By Natalie Hanson/Ethnic Media Services
PUBLIC health experts are urging California seniors to stay up to date on their COVID-19 vaccine reminders, so they can rejoin their communities.
The pandemic has had a devastating impact on older people, many of whom may have depended on congregate centers for socialization and care, and spent much of the pandemic in isolation to avoid illness or death.
Now, centers like Choice in Aging in Pleasant Hill, about 30 miles east of San Francisco, are encouraging seniors who get vaccinated to come back and hang out with their peers. In a briefing hosted by Ethnic Media Services, clients of the center joined state health experts to share the relationships they experienced after being vaccinated.
There are about 272 community adult day health care centers in California, according to Susan DeMarois, director of the California Department of Aging. When they closed, hundreds of thousands of older adults across the state were isolated.
Things are changing, DeMarois said. “We know today that many Californians have been vaccinated and boosted, including those 50 and older who received their second shot.”
She added that this year, anyone eligible for MediCal should be prepared to renew their insurance and information.
“We don’t want anyone’s benefits or eligibility to be interfered with in any way.”
Dr. Sara K. Levin, a Martinez internist affiliated with Contra Costa Regional Medical Center, said that in the face of “a severe emergency and disaster that threatened lives,” the county is working to focus on the communities most marginalized and most vulnerable. She said older people living in communities and multi-generational families were at high risk of infection.
Now they are encouraged to use neighborhood vaccination resources to stay energized and end the isolation.
Debbie Toth, President and CEO of Choice in Aging, said at the start of the lockdown: ‘We were asking older people what we always told them never to do, which is self-isolate .
“We always tell older people not to self-isolate, it will impact your health,” Toth said. “And now we’re trying to come to terms with what happened.”
The center delivered meals to people’s porches, delivered Easter items and kept in touch with people.
Now it has fully reopened to vaccinate customers, which Toth says is vital for the health of the elderly.
“We need to be able to have a community to come together, to share our language, a culture, a friendship,” she said. “Vaccines and boosters are the only things that have made this possible for our aging population.”
Customer Bonnie Ronk said: “I was devastated when I found out we couldn’t come here.
She explained how she relied on the center for many services, adding, “I would tell people that if you have a disability…you can come here and get a lot of support and rehabilitation and everything.”

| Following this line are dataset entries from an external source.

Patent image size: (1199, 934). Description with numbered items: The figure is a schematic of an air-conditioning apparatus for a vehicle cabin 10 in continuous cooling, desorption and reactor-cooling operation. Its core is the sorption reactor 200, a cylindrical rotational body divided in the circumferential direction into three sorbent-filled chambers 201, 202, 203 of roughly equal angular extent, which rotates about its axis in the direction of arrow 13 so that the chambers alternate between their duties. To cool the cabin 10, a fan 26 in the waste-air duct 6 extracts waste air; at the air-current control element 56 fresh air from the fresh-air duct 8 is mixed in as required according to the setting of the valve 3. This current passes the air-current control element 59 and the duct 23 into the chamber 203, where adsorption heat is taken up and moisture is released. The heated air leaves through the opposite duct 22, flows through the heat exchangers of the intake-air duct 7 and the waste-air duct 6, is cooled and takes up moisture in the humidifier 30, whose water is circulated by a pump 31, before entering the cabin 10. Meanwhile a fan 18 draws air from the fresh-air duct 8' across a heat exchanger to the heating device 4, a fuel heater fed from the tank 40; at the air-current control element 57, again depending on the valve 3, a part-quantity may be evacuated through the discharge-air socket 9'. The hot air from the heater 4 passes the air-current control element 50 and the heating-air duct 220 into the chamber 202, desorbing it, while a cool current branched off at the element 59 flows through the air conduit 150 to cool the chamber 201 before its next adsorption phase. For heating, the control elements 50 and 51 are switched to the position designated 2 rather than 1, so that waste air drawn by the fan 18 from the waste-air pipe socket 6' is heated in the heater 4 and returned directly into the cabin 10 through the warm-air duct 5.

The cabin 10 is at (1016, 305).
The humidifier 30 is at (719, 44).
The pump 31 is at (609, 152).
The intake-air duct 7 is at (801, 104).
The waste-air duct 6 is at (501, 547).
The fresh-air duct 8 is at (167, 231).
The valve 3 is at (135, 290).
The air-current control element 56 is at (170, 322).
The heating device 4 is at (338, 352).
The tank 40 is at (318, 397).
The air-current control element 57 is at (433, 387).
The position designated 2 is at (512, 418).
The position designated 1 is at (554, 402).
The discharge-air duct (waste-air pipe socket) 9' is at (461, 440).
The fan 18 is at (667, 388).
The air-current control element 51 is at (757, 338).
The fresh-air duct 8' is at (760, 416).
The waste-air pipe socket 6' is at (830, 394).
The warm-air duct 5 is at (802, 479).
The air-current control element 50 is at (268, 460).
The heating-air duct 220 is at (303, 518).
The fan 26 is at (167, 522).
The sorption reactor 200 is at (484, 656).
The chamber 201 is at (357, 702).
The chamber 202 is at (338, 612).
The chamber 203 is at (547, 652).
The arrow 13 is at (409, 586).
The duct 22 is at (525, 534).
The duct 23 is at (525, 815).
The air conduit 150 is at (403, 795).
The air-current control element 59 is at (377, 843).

Parvindokh Salamat also described his experience during the pandemic saying, “I was so isolated. I was sad and upset.
Then she got vaccinated, and now “I see all my friends, they come here, and I was happy, because I was not alone”.
Toth said a group of women, including Salamat, were taking part in the center’s Farsi program, one of the main dialects spoken in Afghanistan. The program is segregated by gender, allowing women “to take off their headscarves and dance”, she said, adding that some carry trauma from life under the Taliban regime.
Now that they can visit the center in person again, they have knitting and crochet items to send to an orphanage in Afghanistan. Toth said the activity helped these women cope with the prevailing sense that they are “a burden” on their families and communities.
“They felt they were doing something to give back and that their lives had meaning,” she said.
Choice in Aging client Tsilya Tankove said through a translator that she was grateful to be back, calling it “a place full of life. I feel like I need people and people need me.
“It feels good to be back here and talking and learning new things,” Gilbert King added. “I’m grateful to be here. I like to play with my chihuahua dog and let him run around.
Rebecca Rodriguez said she misses talking to people in person, especially after losing her mother during the pandemic.
“My husband didn’t want me to be alone,” she says. So when her family was fully vaccinated, Rodriguez was happy to return to the center to play bingo, board games and color.
“It means the world to me. I have all kinds of friends here.
Kim McCoy Wade, senior adviser on aging, disability and Alzheimer’s disease for Governor Gavin Newsom’s office, implored listeners to consider the benefits of returning safely to their communities.
“Many older people lost their mobility during the pandemic and it’s so important to get moving again during the pandemic,” she said.
“Stay vaxxed, stay boosted, stay up to date. Make a plan to keep you informed, not just to save lives, but so we can reconnect.
Levin agreed that “not living in fear and isolation is what we all, as human beings, need to continue to thrive.”